Laser iridoplasty is a surgical technique used to widen/open the front eye chamber's angle by moving the peripheral iris away from the trabecular meshwork which is the drainage tissue. The procedure is effective in treating abnormalities involving appositional closure of chamber angle, such as plateau iris syndrome, iris cysts and nanophthalmos.

It is used as the initial treatment for acute angle-closure glaucoma, followed by definitive treatment with laser iridotomy (LI). It lowers intraocular pressure (IOP) significantly and more rapidly than medical treatment and can be conducted despite corneal clouding, unlike iridotomy. Initial therapy with ALPI stabilizes the eye and adequately clears the surgeon's view to allow definitive treatment. Thus, the technique is useful for opening the chamber angle where other procedures, such as LI, cannot be carried out or are ineffective. The treatment may also help prevent peripheral anterior synechiae (PAS) formation due to extended appositional closure in an inflamed eye. It can also open a narrowed angle to allow for trabeculoplasty treatment.

Krasnov developed ALPI in 1977, and it was refined by Kimbrough and others over time. Nowadays, the technique is no longer widely practiced because of its long-term ineffectiveness in chronic disorders, and the emergence of newer and more effective treatments. However, it's still useful in angle-closure glaucoma management in some instances, particularly in non-pupillary block angle closure.

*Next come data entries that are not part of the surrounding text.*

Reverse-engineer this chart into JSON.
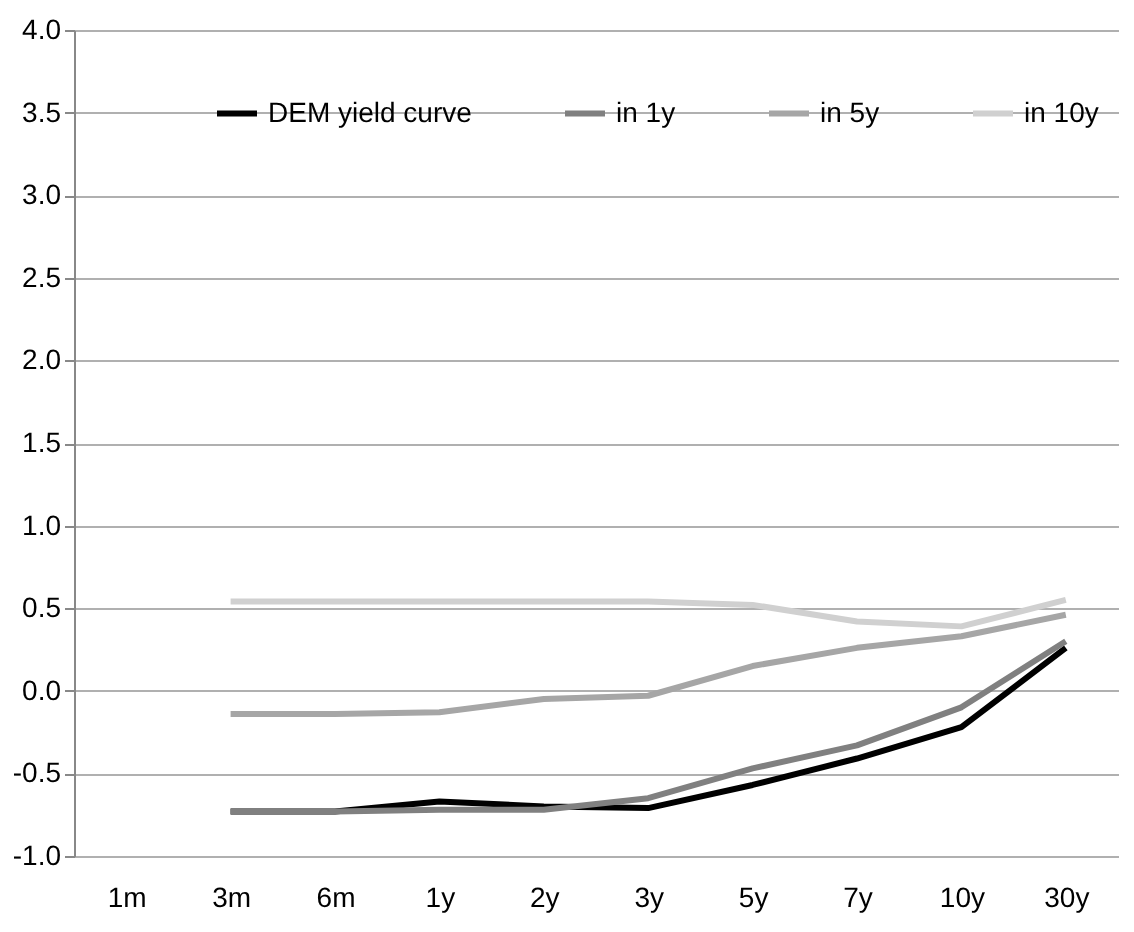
{
  "chart_data": {
    "type": "line",
    "categories": [
      "1m",
      "3m",
      "6m",
      "1y",
      "2y",
      "3y",
      "5y",
      "7y",
      "10y",
      "30y"
    ],
    "series": [
      {
        "name": "DEM yield curve",
        "color": "#000000",
        "values": [
          null,
          -0.73,
          -0.73,
          -0.67,
          -0.7,
          -0.71,
          -0.57,
          -0.41,
          -0.22,
          0.26
        ]
      },
      {
        "name": "in 1y",
        "color": "#808080",
        "values": [
          null,
          -0.73,
          -0.73,
          -0.72,
          -0.72,
          -0.65,
          -0.47,
          -0.33,
          -0.1,
          0.3
        ]
      },
      {
        "name": "in 5y",
        "color": "#a6a6a6",
        "values": [
          null,
          -0.14,
          -0.14,
          -0.13,
          -0.05,
          -0.03,
          0.15,
          0.26,
          0.33,
          0.46
        ]
      },
      {
        "name": "in 10y",
        "color": "#d0d0d0",
        "values": [
          null,
          0.54,
          0.54,
          0.54,
          0.54,
          0.54,
          0.52,
          0.42,
          0.39,
          0.55
        ]
      }
    ],
    "ylim": [
      -1.0,
      4.0
    ],
    "yticks": [
      {
        "value": -1,
        "label": "-1.0"
      },
      {
        "value": -0.5,
        "label": "-0.5"
      },
      {
        "value": 0,
        "label": "0.0"
      },
      {
        "value": 0.5,
        "label": "0.5"
      },
      {
        "value": 1,
        "label": "1.0"
      },
      {
        "value": 1.5,
        "label": "1.5"
      },
      {
        "value": 2,
        "label": "2.0"
      },
      {
        "value": 2.5,
        "label": "2.5"
      },
      {
        "value": 3,
        "label": "3.0"
      },
      {
        "value": 3.5,
        "label": "3.5"
      },
      {
        "value": 4,
        "label": "4.0"
      }
    ],
    "grid": "y",
    "legend": "top",
    "marker": "none",
    "line_style": "solid"
  }
}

Glaucoma leads to progressive impairment of the nerve tissue (optic nerve), which is responsible for transmitting images from the eye to the brain. The disease is usually linked to high IOP and often presents as peripheral vision loss. Without treatment, it can progress to central vision loss and irreversible blindness.

Also Known As

  • ALPI
  • Iridoplasty
  • Gonioplasty
  • Peripheral iridoplasty
  • Argon laser peripheral iridoplasty


Before the Procedure

The eye surgeon will establish a detailed patient's medical and surgical history. The patient must inform the surgeon about any medical condition and all the medication they take, including prescription drugs, over the counter medicines and supplements. S/he will also undertake a comprehensive eye examination, including an IOP check, physical evaluation, gonioscopy, and imaging tests, such as ultrasound biomicroscopy.

ALPI is most often recommended in patients with plateau iris syndrome. The condition arises due to an anteriorly positioned or extensive ciliary process that pushes the peripheral iris onto the trabecular meshwork blocking the chamber angle.

The patient should bring someone along or arrange to be driven home after the surgery, because their vision may be temporarily hazy.


ALPI is an outpatient procedure usually conducted in the eye surgeon's office or an outpatient surgery center with an argon laser and topical anesthesia. The surgeon will conduct pre-surgery tests and administer eye drop medication to dilate the pupil and prevent bleeding. S/he will apply an anesthetic eye drop to numb the eye and position the patient in front of the laser machine. S/he will place ocular Instruments on the patient's eye to keep it still, and focus the laser light on the peripheral iris. The treatment takes about five minutes per eye.

After the procedure, the surgeon will instill a glaucoma eye drop to reduce the risk of a sudden IOP spike. The patient will be escorted to the recovery room to rest for 30 to 60 minutes. A nurse will recheck the IOP before the patient goes back home.

Risks & Complications

The procedure is relatively safe with rare risks, including:

  • Pain
  • Bleeding
  • Iris atrophy
  • Inflammation of the iris
  • Diffuse endothelial corneal burn
  • Temporary IOP spike after the treatment

The patient may have a mild headache after receiving the medication administered before the procedure. The patient may experience increased light sensitivity, eye irritation and blurred vision, that will resolve in a day or two.

There are uncommon complications that may arise from the treatment, including pigmented scars and a permanently dilated iris.

After Care & Recovery

The patient will apply an anti-inflammatory eye drop for about four to five days, along with visiting the doctor a week after the surgery for a follow-up. S/he will check the patient's IOP and conduct gonioscopy to re-examine the front chamber angle. The second follow up visit usually comes after about six weeks. Retreatment may be necessary in some cases.


ALPI is a safe and effective procedure for relieving appositional angle closure. It can consistently deliver long-term benefits for plateau iris syndrome patients, including where angles remain narrow after iridotomy. Acute angle-closure glaucoma patients may also profit from ALPI in situations where immediate laser iridotomy I isn't possible. Thus, ALPI contributes to the success of other procedures like iridotomy.